Солнце медленно опускалось в дымно-лиловые облака, это предвещало назавтра пасмурный день. Волк дремал и в то же время бодрствовал. Вдруг собака вскочила и залилась лаем на своём диалекте, который представлял собой испорченный язык волков. Собака предупреждала хозяина об опасности. Телега стояла перед домом, мужик удерживал дрожащую лошадь. Волк перебрался через ручей и стал на виду, поджав обрубок ноги. Человек вставил два пальца в рот и громко, протяжно свистнул. Собака рвалась с цепи. Волк поднял голову к темнеющим небесам и завыл, это было вступление.

«Здравствуй», – сказал он.

Человек ответил:

«Здорóво».

«Наконец-то мы увиделись».

«Цыц!» – прикрикнул хозяин, и пёс взвизгнул, умолк, стал рыть передними лапами землю, заметался на проволоке.

«Вон там, – продолжал волк и кивнул в сторону леса, – лежит мой собрат, птицы выклевали ему глаза, его тело издаёт зловоние. Он попался в железные клещи. Это твоя работа».

Человек не отвечал, вскинул ружьё.

«Бей, бей его!» – завизжал пёс.

«Только попробуй», – сказал волк и широко открыл свои немигающие, тлеющие синим огнём глаза. Оружие выпало из рук человека, но он не уступал, угрюмо, не отводя глаз, смотрел на зверя.

«И вот это, – сказал волк, – твоя работа», – и поднял культю. Человек усмехнулся. Волк чувствовал, как ярость пса, точно жаркое дыхание, обдаёт его на расстоянии пятнадцати прыжков; он понимал диалект собак, но собака с трудом разбирала благородную речь предков. Волк не удостоил её взглядом.

«Пусти её. Она ни в чём не виновата», – сказал он, показав кивком на лошадь. Мужик швырнул возжи на телегу, и лошадь помчалась прочь, гремя и скрипя колёсами.
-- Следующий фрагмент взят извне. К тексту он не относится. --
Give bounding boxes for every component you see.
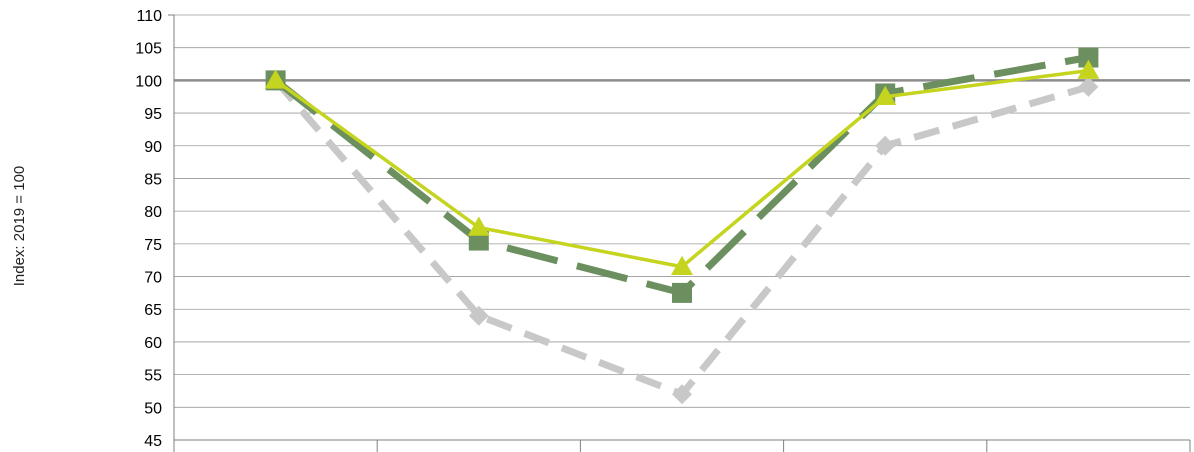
y-tick-label: 110 — [136, 8, 162, 25]
series-1 — [265, 70, 1099, 405]
series-3 — [264, 59, 1100, 275]
y-tick-label: 85 — [144, 171, 162, 188]
y-tick-label: 65 — [144, 302, 162, 319]
series-line — [272, 78, 1090, 398]
gridlines — [174, 14, 1190, 408]
data-point-triangle — [1077, 59, 1100, 79]
y-tick-labels: 45 50 55 60 65 70 75 80 85 90 95 100 105 110 — [135, 8, 162, 450]
y-tick-label: 55 — [144, 368, 162, 385]
y-tick-label: 45 — [144, 433, 162, 450]
y-tick-label: 105 — [135, 41, 162, 58]
y-tick-label: 90 — [144, 139, 162, 156]
series-group — [264, 47, 1100, 405]
data-point-square — [672, 282, 692, 303]
y-tick-label: 60 — [144, 335, 162, 352]
data-point-triangle — [671, 255, 693, 275]
data-point-diamond — [672, 384, 692, 405]
data-point-diamond — [468, 305, 489, 326]
data-point-diamond — [875, 135, 896, 156]
y-tick-label: 70 — [144, 270, 162, 287]
y-tick-label: 75 — [144, 237, 162, 254]
series-line — [274, 68, 1089, 269]
y-tick-label: 80 — [144, 204, 162, 221]
data-point-triangle — [874, 85, 897, 105]
axes — [168, 14, 1191, 452]
data-point-diamond — [1078, 76, 1099, 97]
data-point-triangle — [264, 69, 287, 89]
y-tick-label: 95 — [144, 106, 162, 123]
y-tick-label: 50 — [144, 400, 162, 417]
y-tick-label: 100 — [135, 73, 162, 90]
y-axis-label: Index: 2019 = 100 — [11, 166, 28, 287]
data-point-square — [1078, 47, 1099, 68]
data-point-triangle — [467, 216, 490, 236]
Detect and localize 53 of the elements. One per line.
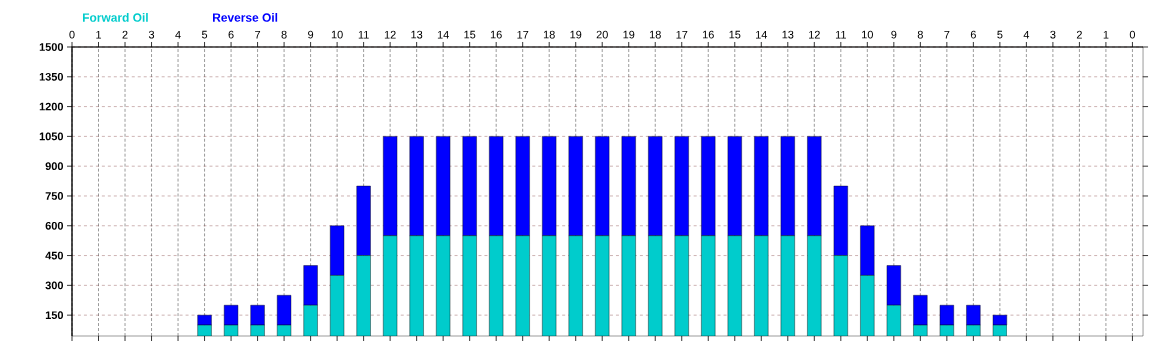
y-tick-label: 1350 [39, 72, 64, 81]
x-tick-label: 6 [970, 30, 976, 39]
x-tick-label: 16 [490, 30, 502, 39]
x-tick-label: 8 [281, 30, 287, 39]
x-tick-label: 20 [596, 30, 608, 39]
x-tick-label: 7 [944, 30, 950, 39]
x-tick-label: 16 [702, 30, 714, 39]
x-tick-label: 2 [1076, 30, 1082, 39]
y-tick-label: 1500 [39, 43, 64, 51]
text: Reverse Oil [213, 13, 278, 22]
x-tick-label: 11 [835, 30, 846, 39]
y-tick-label: 150 [45, 311, 64, 320]
x-tick-label: 10 [331, 30, 343, 39]
x-tick-label: 14 [437, 30, 449, 39]
x-tick-label: 8 [917, 30, 923, 39]
x-tick-label: 19 [570, 30, 582, 39]
x-tick-label: 15 [464, 30, 476, 39]
y-tick-label: 300 [45, 281, 64, 290]
x-tick-label: 9 [308, 30, 314, 39]
x-tick-label: 17 [517, 30, 529, 39]
y-tick-label: 1200 [39, 102, 64, 111]
x-tick-label: 5 [997, 30, 1003, 39]
x-tick-label: 3 [148, 30, 155, 39]
x-tick-label: 9 [891, 30, 897, 39]
x-tick-label: 13 [411, 30, 423, 39]
x-tick-label: 1 [96, 30, 102, 39]
x-tick-label: 12 [384, 30, 396, 39]
x-tick-label: 4 [175, 30, 181, 39]
x-tick-label: 2 [122, 30, 128, 39]
x-tick-label: 13 [782, 30, 794, 39]
text: Forward Oil [83, 13, 148, 22]
y-tick-label: 1050 [39, 132, 64, 141]
y-tick-label: 450 [45, 251, 64, 260]
x-tick-label: 15 [729, 30, 741, 39]
x-tick-label: 19 [623, 30, 635, 39]
x-tick-label: 11 [358, 30, 369, 39]
y-tick-label: 900 [45, 162, 64, 171]
x-tick-label: 0 [1129, 30, 1136, 39]
x-tick-label: 17 [676, 30, 688, 39]
x-tick-label: 7 [255, 30, 261, 39]
x-tick-label: 14 [756, 30, 768, 39]
x-tick-label: 10 [862, 30, 873, 39]
y-tick-label: 750 [45, 192, 64, 200]
x-tick-label: 18 [649, 30, 661, 39]
x-tick-label: 1 [1103, 30, 1109, 39]
x-tick-label: 6 [228, 30, 234, 39]
x-tick-label: 12 [809, 30, 820, 39]
x-tick-label: 5 [201, 30, 208, 39]
x-tick-label: 4 [1023, 30, 1030, 39]
x-tick-label: 0 [69, 30, 75, 39]
x-tick-label: 3 [1050, 30, 1056, 39]
x-tick-label: 18 [543, 30, 555, 39]
y-tick-label: 600 [45, 221, 64, 230]
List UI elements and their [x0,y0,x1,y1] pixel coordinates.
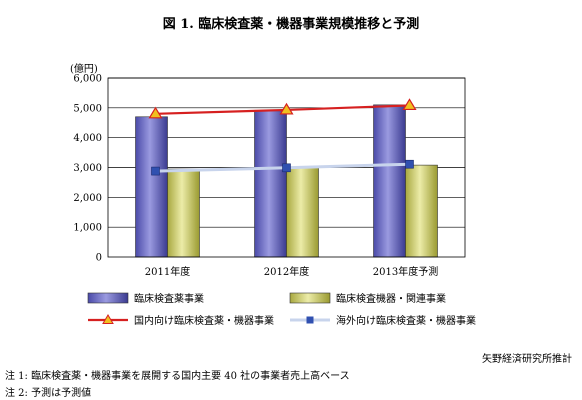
bar-equipment [405,164,438,258]
x-tick-label: 2013年度予測 [373,265,438,278]
legend-swatch [87,292,129,304]
plot-frame [107,77,466,258]
legend-marker [306,316,314,324]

«Что же мне с тобой делать, – проговорил волк задумчиво. – Загрызть твоего раба? Раскидать крышу на твоей халупе, растерзать кур, убить поросёнка? – Он покачал головой. – Не стоит труда».

Человек не двинулся с места, стоял как вкопанный. Пёс, звеня цепочкой, пробежал несколько шагов взад и вперёд, пролаял: «Не спорь с ним, не спорь с ним!»

«Видишь, он даёт тебе хороший совет. Я поклялся тебе отомстить. И вот теперь... – он по-прежнему, не мигая, смотрел на своего обидчика, – теперь думаю, как бы это сделать так, – волк скрипнул зубами, – чтобы ты почувствовал».

Он хотел сказать: чтобы ты понял. Чтобы знал, насколько мы, наша раса, превосходим всех вас, да, при всей вашей хитрости, вашей изобретательности, при вашем умении истреблять всё что стоит на вашем пути; да, чтобы ты почувствовал, и тогда я буду знать, для чего я жил. Он хотел это сказать, но получилось бы слишком многоречиво, он привык выражаться кратко. «Становись на колени, – захрипел волк, – проси прощения, сволочь!»

Собака проскулила: «Не спорь, делай что он велит!» Мужик не шевелился. Волк повторил свою команду. Так они стояли друг против друга, и человек еле заметно покачал головой – то ли отказывался подчиниться, то ли удивлялся. Волчьи глаза потускнели, он обвёл скучным взором избу, подводу, остановившуюся невдалеке, охотника в лисьем треухе. Отбежав шагов на тридцать, зверь остановился и повернул голову. Мужик целился в него из ружья. Волк вздохнул и не спеша потрусил дальше. Эхо выстрела отозвалось в лесу.



Tat twam asi

Маленькая кукла, высеченная из куска соли, шла по дороге и вышла к берегу моря. Она никогда не видела моря, этой сверкающей на солнце, вечно волнующейся стихии, и спросила: что это такое?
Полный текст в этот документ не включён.